The National Azalea Conference is in Little Rock from today through Saturday.  With so much azalea knowledge in one place, their board decided to host an Azalea 101 conference today at our state office.  We had great attendance with mainly Master Gardeners, but from Washington County to the north to Columbia County to the south.  We learned about varieties, planting, care, propagation, insects and diseases and native azaleas.  It was a full day of education, with a great lunch thrown in.  Thanks to Holly and Julie for their help in setting it up and handling registration.     We had a little excitement this morning when I saw a baby snake on the windowsill in the education wing.  Unfortunately (or fortunately, depending on your perspective) it was already dead.  The question is, who killed it and placed in on the windowsill and why?  A brave MG picked it up to move it outdoors even when we thought it was alive. 

We had some powerhouse speakers from the inventor of the Encore azalea (Buddy Lee) to Louisiana horticulturist extraordinaire Allen Owings, and Margie Jenkins, the Grand Dame of Azaleas from Louisiana.  

After we wrapped up Azalea 101, most attendees headed home while the teachers and a few participants headed to the Airport Holiday Inn where the National Conference was getting underway.  Registration was by our very own Penny and crew from the Statehouse Convention Center.   The opening event was their annual plant sale.  These folks do love them some azaleas!  The plants were flying out of there with many of the Azalea 101 crew coming to get in the fun with new plants. 
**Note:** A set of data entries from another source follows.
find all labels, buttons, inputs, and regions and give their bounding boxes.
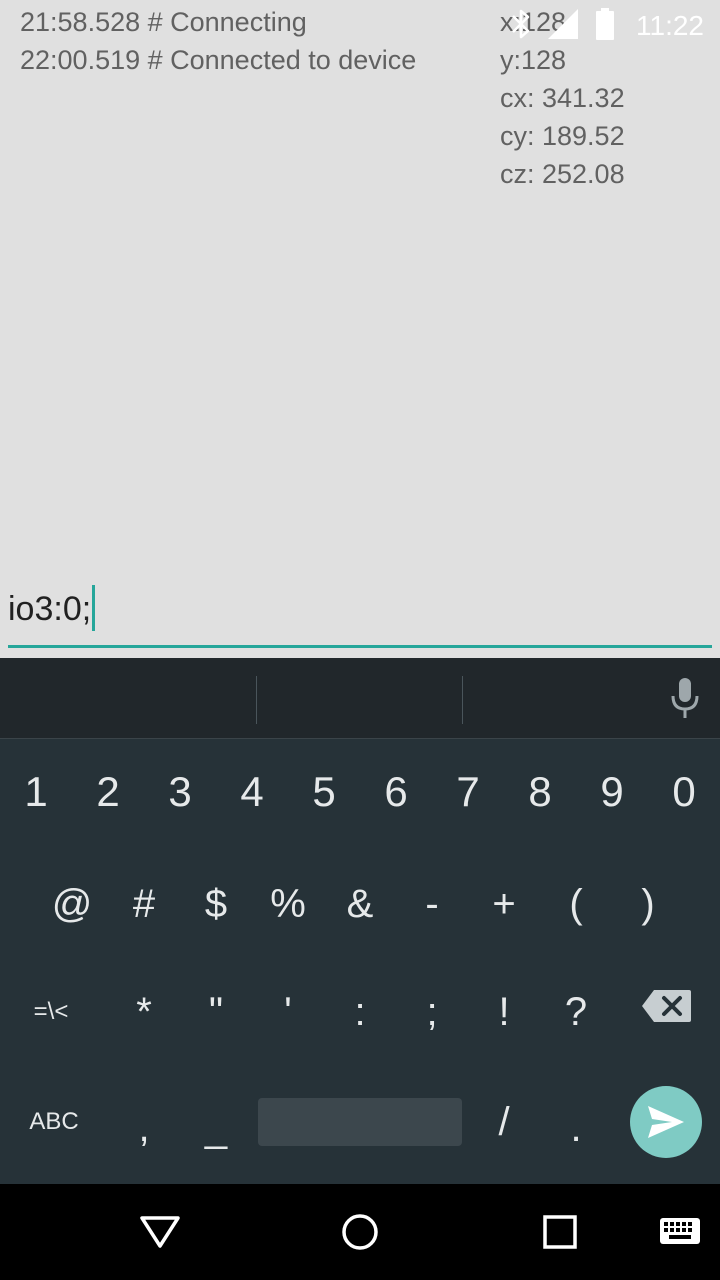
key-0[interactable]: 0 [648,742,720,842]
key-7[interactable]: 7 [432,742,504,842]
send-icon [648,1106,684,1138]
key-percent[interactable]: % [252,854,324,954]
key-semicolon[interactable]: ; [396,962,468,1062]
key-period[interactable]: . [540,1078,612,1178]
key-question[interactable]: ? [540,962,612,1062]
key-comma[interactable]: , [108,1078,180,1178]
readout-y: y:128 [500,45,567,75]
suggestion-strip [0,658,720,739]
key-slash[interactable]: / [468,1072,540,1172]
key-9[interactable]: 9 [576,742,648,842]
key-exclamation[interactable]: ! [468,962,540,1062]
log-line: 21:58.528 # Connecting [20,7,307,37]
status-time: 11:22 [636,10,704,41]
key-abc[interactable]: ABC [18,1072,90,1172]
suggestion-divider [256,676,257,724]
key-1[interactable]: 1 [0,742,72,842]
key-ampersand[interactable]: & [324,854,396,954]
bluetooth-icon [510,7,532,46]
connection-log: 21:58.528 # Connecting 22:00.519 # Conne… [20,3,416,79]
key-underscore[interactable]: _ [180,1078,252,1178]
recents-icon[interactable] [536,1208,584,1256]
command-input-value[interactable]: io3:0; [8,585,91,633]
key-close-paren[interactable]: ) [612,854,684,954]
text-caret [92,585,96,631]
microphone-icon[interactable] [670,676,700,725]
key-at[interactable]: @ [36,854,108,954]
key-asterisk[interactable]: * [108,962,180,1062]
key-4[interactable]: 4 [216,742,288,842]
key-6[interactable]: 6 [360,742,432,842]
key-double-quote[interactable]: " [180,962,252,1062]
key-hash[interactable]: # [108,854,180,954]
readout-cx: cx: 341.32 [500,83,625,113]
key-space[interactable] [258,1098,462,1146]
key-5[interactable]: 5 [288,742,360,842]
key-single-quote[interactable]: ' [252,962,324,1062]
log-line: 22:00.519 # Connected to device [20,45,417,75]
readout-cy: cy: 189.52 [500,121,625,151]
key-3[interactable]: 3 [144,742,216,842]
readout-cz: cz: 252.08 [500,159,625,189]
navigation-bar [0,1184,720,1280]
key-open-paren[interactable]: ( [540,854,612,954]
key-minus[interactable]: - [396,854,468,954]
app-area: 21:58.528 # Connecting 22:00.519 # Conne… [0,0,720,658]
screen: 21:58.528 # Connecting 22:00.519 # Conne… [0,0,720,1280]
signal-icon [546,7,580,46]
backspace-icon[interactable] [640,988,692,1029]
status-bar: 11:22 [510,6,704,46]
key-colon[interactable]: : [324,962,396,1062]
key-8[interactable]: 8 [504,742,576,842]
battery-icon [594,7,616,46]
keyboard-switch-icon[interactable] [656,1208,704,1256]
key-more-symbols[interactable]: =\< [14,962,88,1062]
command-input[interactable]: io3:0; [8,585,712,633]
back-icon[interactable] [136,1208,184,1256]
home-icon[interactable] [336,1208,384,1256]
key-dollar[interactable]: $ [180,854,252,954]
soft-keyboard: 1 2 3 4 5 6 7 8 9 0 @ # $ % & - + ( ) =\… [0,658,720,1184]
key-plus[interactable]: + [468,854,540,954]
command-input-underline [8,645,712,648]
key-2[interactable]: 2 [72,742,144,842]
suggestion-divider [462,676,463,724]
send-button[interactable] [630,1086,702,1158]
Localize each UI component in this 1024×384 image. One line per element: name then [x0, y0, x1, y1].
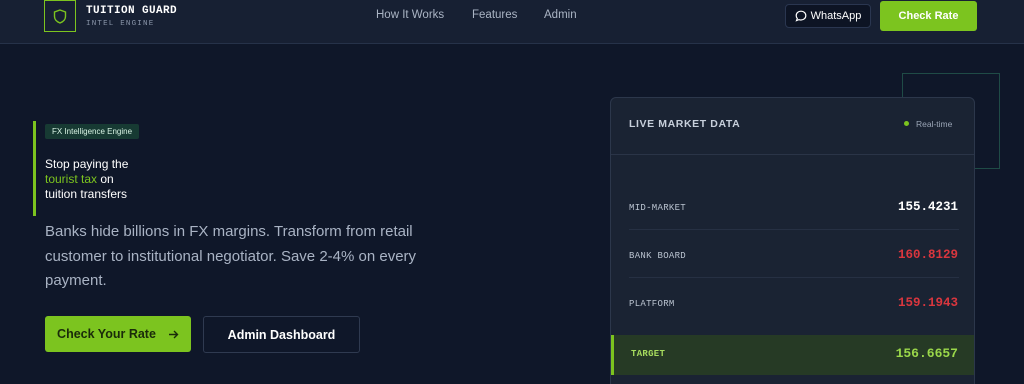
hero-description: Banks hide billions in FX margins. Trans…: [45, 223, 417, 289]
market-row-bank-board: BANK BOARD 160.8129: [611, 237, 974, 277]
arrow-right-icon: [168, 330, 179, 338]
live-market-card: LIVE MARKET DATA Real-time MID-MARKET 15…: [610, 97, 975, 384]
row-separator: [629, 277, 959, 278]
nav-link-how-it-works[interactable]: How It Works: [376, 9, 444, 21]
hero-accent-bar: [33, 121, 36, 216]
nav-link-features[interactable]: Features: [472, 9, 517, 21]
market-row-target: TARGET 156.6657: [611, 335, 974, 375]
market-row-platform: PLATFORM 159.1943: [611, 285, 974, 325]
card-title: LIVE MARKET DATA: [629, 118, 741, 130]
row-label: MID-MARKET: [629, 203, 687, 213]
live-status-label: Real-time: [916, 119, 953, 129]
headline-part-2: on: [97, 172, 114, 186]
headline-highlight: tourist tax: [45, 172, 98, 186]
row-label: PLATFORM: [629, 299, 675, 309]
market-row-mid-market: MID-MARKET 155.4231: [611, 189, 974, 229]
shield-icon: [53, 8, 67, 24]
row-value: 159.1943: [897, 296, 958, 310]
live-status-dot: [904, 121, 909, 126]
admin-dashboard-button[interactable]: Admin Dashboard: [203, 316, 360, 353]
whatsapp-button[interactable]: WhatsApp: [785, 4, 871, 28]
check-rate-button[interactable]: Check Rate: [880, 1, 977, 31]
row-separator: [629, 229, 959, 230]
engine-badge: FX Intelligence Engine: [45, 124, 140, 139]
logo[interactable]: [44, 0, 76, 32]
row-label: TARGET: [631, 349, 666, 359]
card-divider: [611, 154, 974, 155]
row-value: 160.8129: [897, 248, 958, 262]
brand-subtitle: INTEL ENGINE: [86, 20, 155, 28]
chat-bubble-icon: [795, 10, 807, 22]
row-value: 155.4231: [897, 200, 958, 214]
top-navbar: TUITION GUARD INTEL ENGINE How It Works …: [0, 0, 1024, 44]
brand-title: TUITION GUARD: [86, 5, 178, 17]
row-value: 156.6657: [895, 346, 958, 361]
nav-link-admin[interactable]: Admin: [544, 9, 577, 21]
headline-part-3: tuition transfers: [45, 187, 128, 201]
hero-headline: Stop paying the tourist tax on tuition t…: [45, 157, 185, 202]
check-your-rate-button[interactable]: Check Your Rate: [45, 316, 191, 352]
whatsapp-label: WhatsApp: [810, 10, 862, 22]
row-label: BANK BOARD: [629, 251, 687, 261]
headline-part-1: Stop paying the: [45, 157, 129, 171]
check-your-rate-label: Check Your Rate: [57, 327, 156, 341]
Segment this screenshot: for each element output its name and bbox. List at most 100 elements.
I decided I have enough plants that I don’t have time to plant, so I did not buy any (yet!).  We have two more evenings of possible purchasing when we get back from the tours each day.  Speaking of tours, we leave bright and early both mornings for a full day outside.  If you look at the forecast neither day is promising. Tomorrow is a likely chance of rain and maybe storms, while Saturday should be clear but COLD!  I heard a wind chill factor of well below freezing.  This is April!  What happened to spring?   I am planning my clothing options and rain gear now.